ECB president Mario Draghi had an unannounced meeting yesterday with Italy’s finance minister Vittorio Grilli about the growing scandal in the Italian bank Montei dei Paschi, which last week received an additional EUR500m bailout because of losses on a handful of derivative contracts. Mario Draghi was governor of the Italian central bank in 2010 when inspection visits first revealed the problems in Montei dei Paschi. The scandal and bailout could become a problem for Mario Monti in the upcoming elections.
The government of Cyprus has apparently received the Eurogroup’s support for its request to the Russian Federation for a five-year extension of a EUR2.5bn loan according to Dow Jones Newswire. The Eurogroup and in particular Germany remains reluctant to give Cyprus much needed aid.
Financial Times is running a story on EUR100bn in private funds flowing back to the euro area periphery countries late last year as sentiment improved following ECB’s OMT announcement in September.
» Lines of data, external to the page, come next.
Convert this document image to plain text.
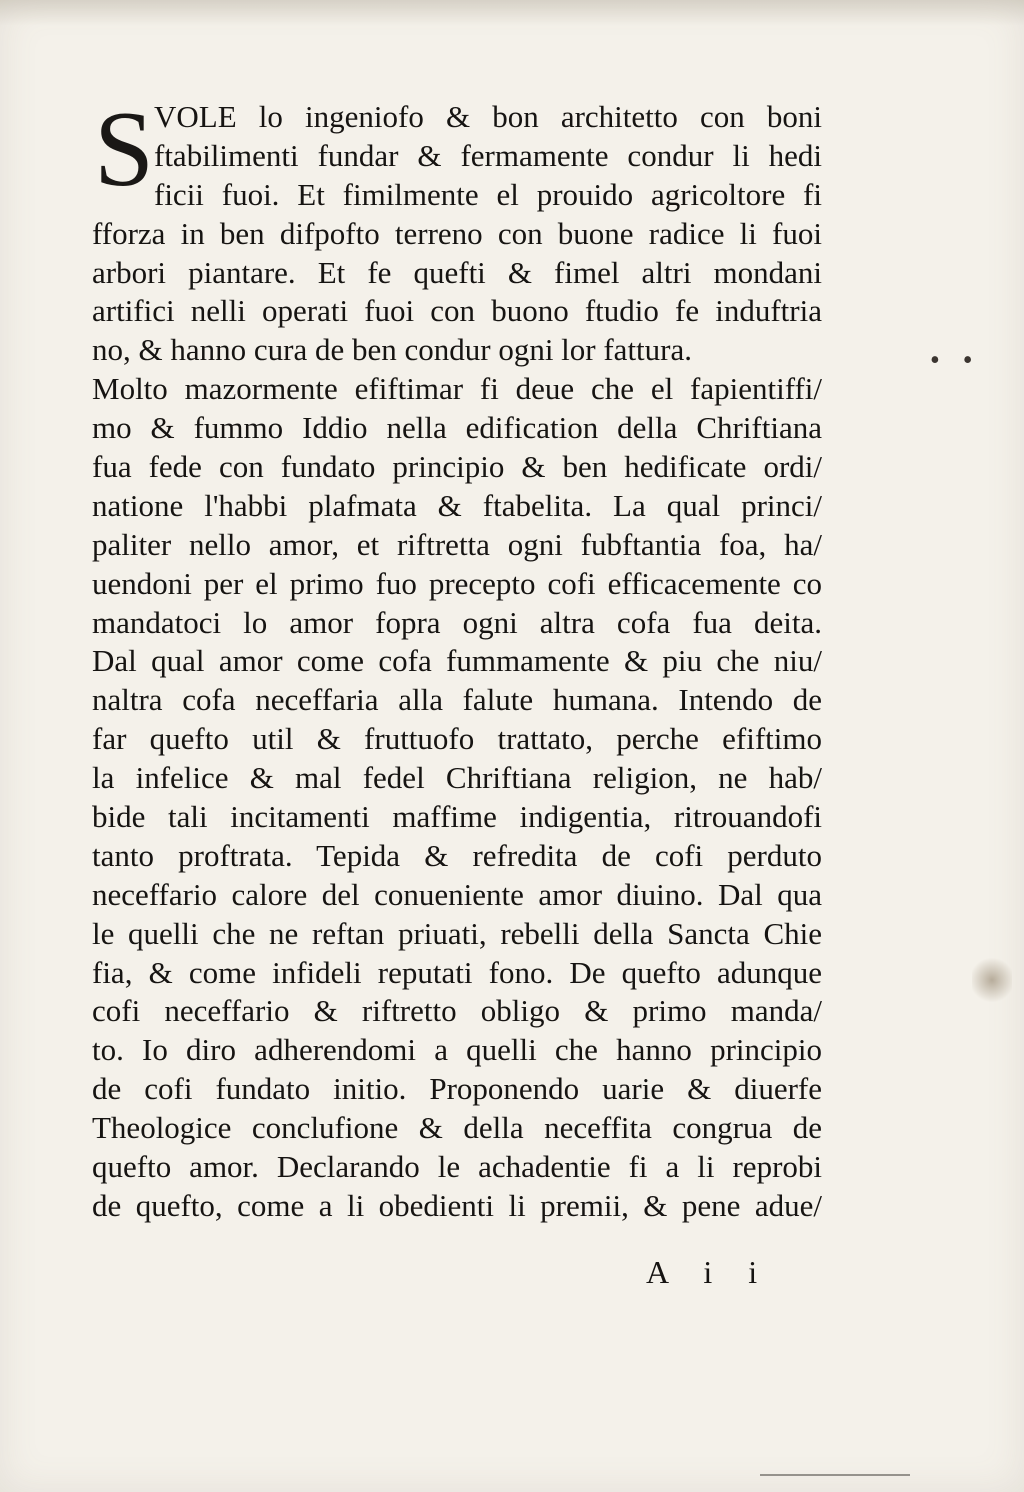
S VOLE lo ingeniofo & bon architetto con boni
ftabilimenti fundar & fermamente condur li hedi
ficii fuoi. Et fimilmente el prouido agricoltore fi
fforza in ben difpofto terreno con buone radice li fuoi
arbori piantare. Et fe quefti & fimel altri mondani
artifici nelli operati fuoi con buono ftudio fe induftria
no, & hanno cura de ben condur ogni lor fattura.
Molto mazormente efiftimar fi deue che el fapientiffi/
mo & fummo Iddio nella edification della Chriftiana
fua fede con fundato principio & ben hedificate ordi/
natione l'habbi plafmata & ftabelita. La qual princi/
paliter nello amor, et riftretta ogni fubftantia foa, ha/
uendoni per el primo fuo precepto cofi efficacemente co
mandatoci lo amor fopra ogni altra cofa fua deita.
Dal qual amor come cofa fummamente & piu che niu/
naltra cofa neceffaria alla falute humana. Intendo de
far quefto util & fruttuofo trattato, perche efiftimo
la infelice & mal fedel Chriftiana religion, ne hab/
bide tali incitamenti maffime indigentia, ritrouandofi
tanto proftrata. Tepida & refredita de cofi perduto
neceffario calore del conueniente amor diuino. Dal qua
le quelli che ne reftan priuati, rebelli della Sancta Chie
fia, & come infideli reputati fono. De quefto adunque
cofi neceffario & riftretto obligo & primo manda/
to. Io diro adherendomi a quelli che hanno principio
de cofi fundato initio. Proponendo uarie & diuerfe
Theologice conclufione & della neceffita congrua de
quefto amor. Declarando le achadentie fi a li reprobi
de quefto, come a li obedienti li premii, & pene adue/
A i i
• •
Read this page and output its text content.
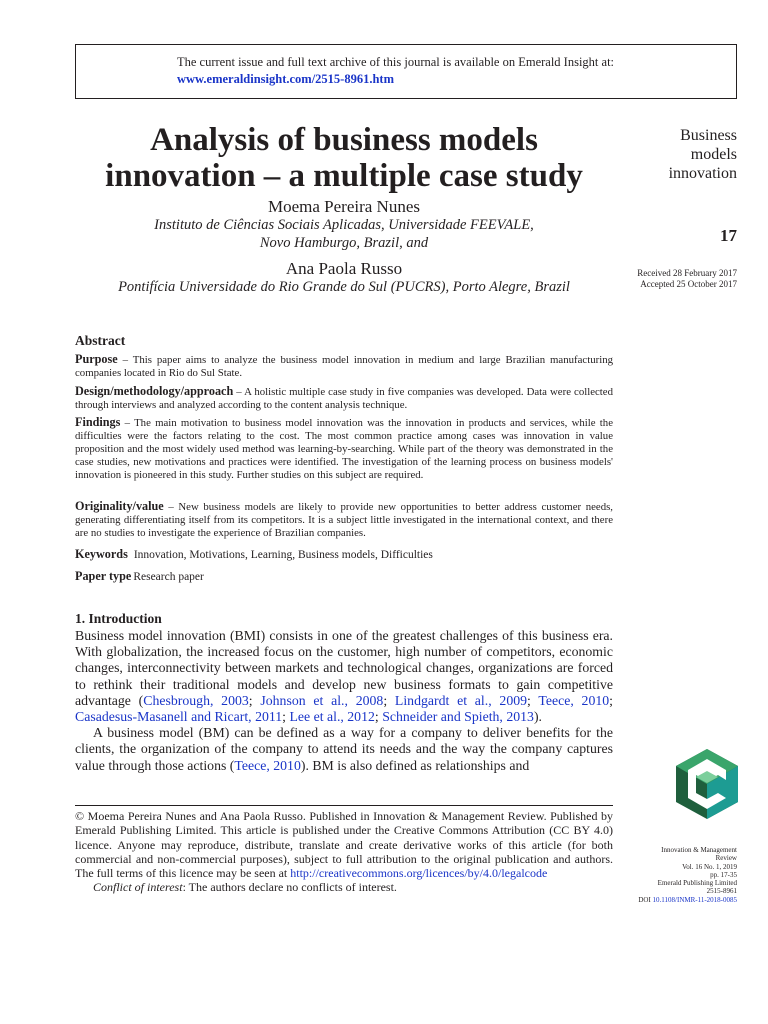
The current issue and full text archive of this journal is available on Emerald Insight at:
www.emeraldinsight.com/2515-8961.htm
Analysis of business models
innovation – a multiple case study
Moema Pereira Nunes
Instituto de Ciências Sociais Aplicadas, Universidade FEEVALE,
Novo Hamburgo, Brazil, and
Ana Paola Russo
Pontifícia Universidade do Rio Grande do Sul (PUCRS), Porto Alegre, Brazil
Business
models
innovation
17
Received 28 February 2017
Accepted 25 October 2017
Abstract
Purpose – This paper aims to analyze the business model innovation in medium and large Brazilian manufacturing companies located in Rio do Sul State.
Design/methodology/approach – A holistic multiple case study in five companies was developed. Data were collected through interviews and analyzed according to the content analysis technique.
Findings – The main motivation to business model innovation was the innovation in products and services, while the difficulties were the factors relating to the cost. The most common practice among cases was innovation in value proposition and the most widely used method was learning-by-searching. While part of the theory was demonstrated in the case studies, new motivations and practices were identified. The investigation of the learning process on business models' innovation is pioneered in this study. Further studies on this subject are required.
Originality/value – New business models are likely to provide new opportunities to better address customer needs, generating differentiating itself from its competitors. It is a subject little investigated in the international context, and there are no studies to investigate the experience of Brazilian companies.
Keywords Innovation, Motivations, Learning, Business models, Difficulties
Paper type Research paper
1. Introduction

Business model innovation (BMI) consists in one of the greatest challenges of this business era. With globalization, the increased focus on the customer, high number of competitors, economic changes, interconnectivity between markets and technological changes, organizations are forced to rethink their traditional models and develop new business formats to gain competitive advantage (Chesbrough, 2003; Johnson et al., 2008; Lindgardt et al., 2009; Teece, 2010; Casadesus-Masanell and Ricart, 2011; Lee et al., 2012; Schneider and Spieth, 2013).

A business model (BM) can be defined as a way for a company to deliver benefits for the clients, the organization of the company to attend its needs and the way the company captures value through those actions (Teece, 2010). BM is also defined as relationships and

© Moema Pereira Nunes and Ana Paola Russo. Published in Innovation & Management Review. Published by Emerald Publishing Limited. This article is published under the Creative Commons Attribution (CC BY 4.0) licence. Anyone may reproduce, distribute, translate and create derivative works of this article (for both commercial and non-commercial purposes), subject to full attribution to the original publication and authors. The full terms of this licence may be seen at http://creativecommons.org/licences/by/4.0/legalcode

Conflict of interest: The authors declare no conflicts of interest.

Innovation & Management
Review
Vol. 16 No. 1, 2019
pp. 17-35
Emerald Publishing Limited
2515-8961
DOI 10.1108/INMR-11-2018-0085
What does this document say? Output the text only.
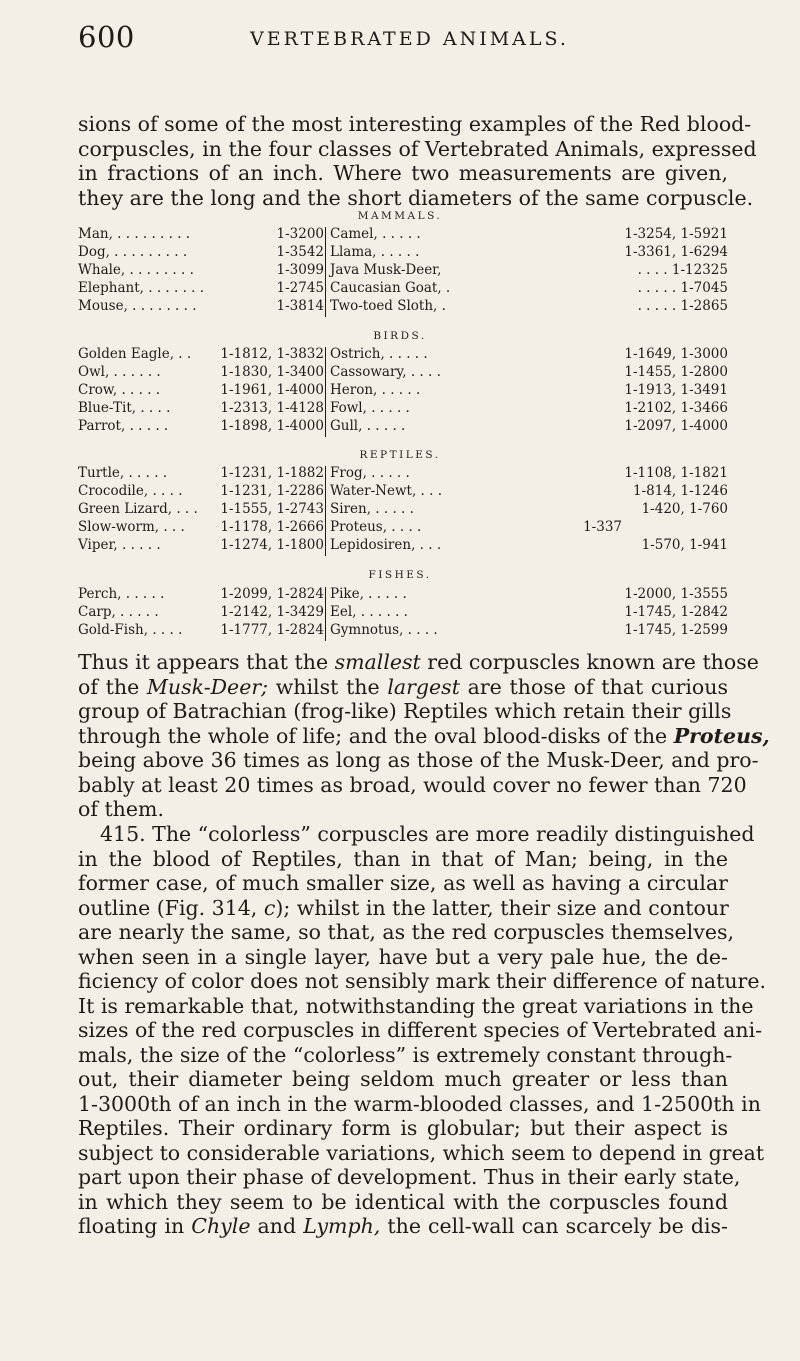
600	VERTEBRATED ANIMALS.
sions of some of the most interesting examples of the Red blood-
corpuscles, in the four classes of Vertebrated Animals, expressed
in fractions of an inch. Where two measurements are given,
they are the long and the short diameters of the same corpuscle.
MAMMALS.
Man, . . . . . . . . .	1-3200 Camel, . . . . .	1-3254, 1-5921
Dog, . . . . . . . . .	1-3542 Llama, . . . . .	1-3361, 1-6294
Whale, . . . . . . . .	1-3099 Java Musk-Deer,	. . . . 1-12325
Elephant, . . . . . . .	1-2745 Caucasian Goat, .	. . . . . 1-7045
Mouse, . . . . . . . .	1-3814 Two-toed Sloth, .	. . . . . 1-2865
BIRDS.
Golden Eagle, . . 1-1812, 1-3832 Ostrich, . . . . .	1-1649, 1-3000
Owl, . . . . . .	1-1830, 1-3400 Cassowary, . . . .	1-1455, 1-2800
Crow, . . . . .	1-1961, 1-4000 Heron, . . . . .	1-1913, 1-3491
Blue-Tit, . . . .	1-2313, 1-4128 Fowl, . . . . .	1-2102, 1-3466
Parrot, . . . . .	1-1898, 1-4000 Gull, . . . . .	1-2097, 1-4000
REPTILES.
Turtle, . . . . .	1-1231, 1-1882 Frog, . . . . .	1-1108, 1-1821
Crocodile, . . . .	1-1231, 1-2286 Water-Newt, . . .	1-814, 1-1246
Green Lizard, . . . 1-1555, 1-2743 Siren, . . . . .	1-420, 1-760
Slow-worm, . . .	1-1178, 1-2666 Proteus, . . . .	1-337
Viper, . . . . .	1-1274, 1-1800 Lepidosiren, . . .	1-570, 1-941
FISHES.
Perch, . . . . .	1-2099, 1-2824 Pike, . . . . .	1-2000, 1-3555
Carp, . . . . .	1-2142, 1-3429 Eel, . . . . . .	1-1745, 1-2842
Gold-Fish, . . . .	1-1777, 1-2824 Gymnotus, . . . .	1-1745, 1-2599
Thus it appears that the smallest red corpuscles known are those
of the Musk-Deer; whilst the largest are those of that curious
group of Batrachian (frog-like) Reptiles which retain their gills
through the whole of life; and the oval blood-disks of the Proteus,
being above 36 times as long as those of the Musk-Deer, and pro-
bably at least 20 times as broad, would cover no fewer than 720
of them.
415. The “colorless” corpuscles are more readily distinguished
in the blood of Reptiles, than in that of Man; being, in the
former case, of much smaller size, as well as having a circular
outline (Fig. 314, c); whilst in the latter, their size and contour
are nearly the same, so that, as the red corpuscles themselves,
when seen in a single layer, have but a very pale hue, the de-
ficiency of color does not sensibly mark their difference of nature.
It is remarkable that, notwithstanding the great variations in the
sizes of the red corpuscles in different species of Vertebrated ani-
mals, the size of the “colorless” is extremely constant through-
out, their diameter being seldom much greater or less than
1-3000th of an inch in the warm-blooded classes, and 1-2500th in
Reptiles. Their ordinary form is globular; but their aspect is
subject to considerable variations, which seem to depend in great
part upon their phase of development. Thus in their early state,
in which they seem to be identical with the corpuscles found
floating in Chyle and Lymph, the cell-wall can scarcely be dis-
This is an important reversal of the previous capital flights.
The Reserve Bank of India cut the repo rate by 0.25% to 4.0% this morning.
US Treasury 10-year yields briefly touched 2.0% Monday afternoon but then fell back and traded at 1.97% when the US session ended. Two-year yields rose slightly but then fell back and closed at 0.28%.
In equity markets, the US session showed little direction with S&P500 and Dow Jones closing down 0.1% and Nasdaq up 0.15%. In the Asian session Nikkei has gained 0.5% while Hang Seng is trading in slightly negative territory.
In the FX markets, the yen rose against the majority of other currencies as investors took profit on technical indicators that it may have dropped too quickly and traded below 90.5 during the night. This morning the yen has weakened again and was briefly trading around 91.0. The British pound fell on concerns about the UK’s economic weakness and the risk of a triple-dip recession. The Brazilian real rallied after central bank intervention in the form of foreign exchange swap action took traders by surprise.